Johnson is the primary host for the “UNT MindSpark” podcast, which is affiliated with The Spark makerspace in Willis Library. The show highlights the maker movement, a tech subculture blending arts and crafts with engineering activities like 3D printing and robotics.
“We actively invite guests, especially from makerspaces nationwide, to learn from their diverse ideologies,” Johnson said. “Our goal is to share a variety of experiences, believing that even for those not interested in making, that listening to human experiences and others’ passions can grip anyone’s spirit without fail.”
On campus, facilities like The Spark and the Soundbox Music Technology Lab offer podcasting equipment for students and staff to borrow. Microphones and other audio gear can be borrowed from both places. The Soundbox staff is on hand to provide training on audio recording and digital audio workstations.
Additionally, those interested can receive training on equipment and audiovisual editing software at The Spark. They can also reserve recording booths in Willis Library or an AV room at Frisco Landing for recording and producing shows.
“UNT offers excellent resources, spaces and curriculum for students to practice podcasting and potentially build a career if they refine their skills,” said Brittany McElroy, a senior lecturer from the Mayborn School of Journalism. “Quality content is crucial for podcast success.”
UNT students can take podcasting courses offered by the Mayborn School and the Department of Media Arts to learn skills such as scripting, recording, editing and distribution. McElroy developed a podcasting course for the Mayborn School with a focus on accessibility.
“Podcasting is great because the cost of entry is low,” McElroy said. “The medium really provides a way for students to experiment and get hands-on experience.”
Mayborn School students can access a new podcasting studio in Chilton Hall, which includes three microphones, cameras, a one-button mixing board for live recording with sound effects and a green screen for filming sessions. The space is operated by Deane Marshall, media technical manager for the school.
“It’s important to immerse students in the environments they’ll be operating in for their careers,” Marshall said. “Recruiters in media and broadcasting often highlight the value of students who engage with studio spaces early in their college careers, noting that they tend to be among the best employees.”
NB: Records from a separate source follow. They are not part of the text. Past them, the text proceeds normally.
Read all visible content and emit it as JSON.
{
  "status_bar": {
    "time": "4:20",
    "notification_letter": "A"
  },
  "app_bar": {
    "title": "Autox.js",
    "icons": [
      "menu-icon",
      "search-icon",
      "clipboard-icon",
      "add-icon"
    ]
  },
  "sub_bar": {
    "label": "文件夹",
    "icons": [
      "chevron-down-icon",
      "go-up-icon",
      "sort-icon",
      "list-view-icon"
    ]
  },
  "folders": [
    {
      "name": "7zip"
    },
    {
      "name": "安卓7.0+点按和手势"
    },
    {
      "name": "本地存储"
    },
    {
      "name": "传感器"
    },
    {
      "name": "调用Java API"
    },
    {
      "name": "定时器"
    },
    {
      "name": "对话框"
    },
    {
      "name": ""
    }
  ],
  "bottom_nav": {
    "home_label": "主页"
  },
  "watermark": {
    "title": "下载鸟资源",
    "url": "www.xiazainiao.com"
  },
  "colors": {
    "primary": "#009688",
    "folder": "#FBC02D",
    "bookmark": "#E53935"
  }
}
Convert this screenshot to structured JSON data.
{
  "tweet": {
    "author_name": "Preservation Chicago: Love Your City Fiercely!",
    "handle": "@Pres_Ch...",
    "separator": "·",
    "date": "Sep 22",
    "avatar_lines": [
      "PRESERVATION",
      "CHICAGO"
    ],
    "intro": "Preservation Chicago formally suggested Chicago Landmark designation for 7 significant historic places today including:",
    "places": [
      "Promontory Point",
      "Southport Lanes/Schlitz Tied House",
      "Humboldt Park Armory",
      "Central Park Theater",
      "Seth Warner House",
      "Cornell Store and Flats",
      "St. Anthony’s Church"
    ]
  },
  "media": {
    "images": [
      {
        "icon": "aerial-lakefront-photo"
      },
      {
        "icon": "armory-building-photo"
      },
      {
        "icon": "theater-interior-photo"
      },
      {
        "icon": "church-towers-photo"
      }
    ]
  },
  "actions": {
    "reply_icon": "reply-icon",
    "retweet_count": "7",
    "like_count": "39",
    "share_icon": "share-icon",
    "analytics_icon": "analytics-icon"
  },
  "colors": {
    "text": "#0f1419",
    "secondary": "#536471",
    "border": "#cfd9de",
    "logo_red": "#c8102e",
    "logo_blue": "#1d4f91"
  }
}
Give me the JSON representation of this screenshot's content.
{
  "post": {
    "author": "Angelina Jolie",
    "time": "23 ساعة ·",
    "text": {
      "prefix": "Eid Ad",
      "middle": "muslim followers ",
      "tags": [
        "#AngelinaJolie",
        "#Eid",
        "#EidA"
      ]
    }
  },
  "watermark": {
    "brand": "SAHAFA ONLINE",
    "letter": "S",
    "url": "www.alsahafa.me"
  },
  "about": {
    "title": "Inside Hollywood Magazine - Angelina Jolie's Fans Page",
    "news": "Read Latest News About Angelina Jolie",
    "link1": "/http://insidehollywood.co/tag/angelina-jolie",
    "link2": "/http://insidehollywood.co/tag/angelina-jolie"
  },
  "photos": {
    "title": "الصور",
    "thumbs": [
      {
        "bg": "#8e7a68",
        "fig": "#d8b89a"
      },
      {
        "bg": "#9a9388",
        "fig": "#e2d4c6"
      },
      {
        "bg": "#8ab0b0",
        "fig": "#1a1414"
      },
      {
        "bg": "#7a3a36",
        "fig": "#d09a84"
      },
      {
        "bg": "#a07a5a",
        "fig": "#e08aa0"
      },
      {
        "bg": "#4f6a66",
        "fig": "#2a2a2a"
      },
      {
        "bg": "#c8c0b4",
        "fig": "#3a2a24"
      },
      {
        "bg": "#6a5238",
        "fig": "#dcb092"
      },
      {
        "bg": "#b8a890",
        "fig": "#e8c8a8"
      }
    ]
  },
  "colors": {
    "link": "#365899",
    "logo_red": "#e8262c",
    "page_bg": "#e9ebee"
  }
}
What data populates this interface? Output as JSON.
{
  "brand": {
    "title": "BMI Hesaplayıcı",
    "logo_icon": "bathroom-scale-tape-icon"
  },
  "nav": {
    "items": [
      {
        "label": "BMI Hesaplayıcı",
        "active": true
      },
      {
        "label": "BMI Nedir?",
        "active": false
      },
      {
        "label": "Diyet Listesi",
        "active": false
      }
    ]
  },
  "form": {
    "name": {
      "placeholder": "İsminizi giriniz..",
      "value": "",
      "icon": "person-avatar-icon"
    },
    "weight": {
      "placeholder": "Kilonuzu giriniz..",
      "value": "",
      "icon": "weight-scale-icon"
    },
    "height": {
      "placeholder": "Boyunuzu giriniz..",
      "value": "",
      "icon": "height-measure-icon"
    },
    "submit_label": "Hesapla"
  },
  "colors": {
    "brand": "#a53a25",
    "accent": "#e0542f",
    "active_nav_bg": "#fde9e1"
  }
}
As media arts and journalism students integrate podcasting into their coursework, other UNT students across various academic disciplines are incorporating this medium into their learning experiences.
Wesley Phelps, an associate professor and director of undergraduate studies in UNT’s Department of History, tasked students in his Texas LGBTQ History class with creating a podcast as a capstone project.
“I wanted them to think about how we translate academic history to a general audience and how we talk to people outside of our field,” Phelps said.
His students created a six-part podcast series titled “Out in Oak Lawn: A Queer History of Dallas,” which explores the history of a Dallas neighborhood known for its LGBTQ-owned businesses, culture and community.
Students worked in teams to write, produce and edit the episodes. They conducted their own research and interviews, studying archival recordings and learning to interpret primary documents.
“I think podcasting is a way to make this information more accessible,” said Gabriela Whitmore, a sophomore majoring in history and minoring in Spanish. “People who may not know anything about the Oak Lawn neighborhood can listen to our podcast.”
From history to topics in business and STEM, Durga Srikari, a master’s student in information systems and technologies, educates others about cybersecurity through her podcast “Cyber Trooper.”
Drawing on her expertise as a cybersecurity specialist, Srikari invites industry professionals to discuss risk management, endpoint protection and other topics, providing valuable information and career advice for those interested in joining the field.
“I get a lot of questions from other students about what courses to take and what certifications they need,” Srikari said. “So, I thought getting answers from industry experts could help university students and new graduates.”
Judy Hunter, director of The Spark, emphasizes the potential of podcasts to extend the reach of research and interests beyond conventional boundaries.
“Podcasts can help connect to audiences that may not otherwise engage with the research or a topic,” Hunter said. “UNT students are not only learning valuable skills, they're also leveraging podcasts as a creative outlet to share their studies and explore personal passions. This educational tool serves as a platform for innovative learning and support."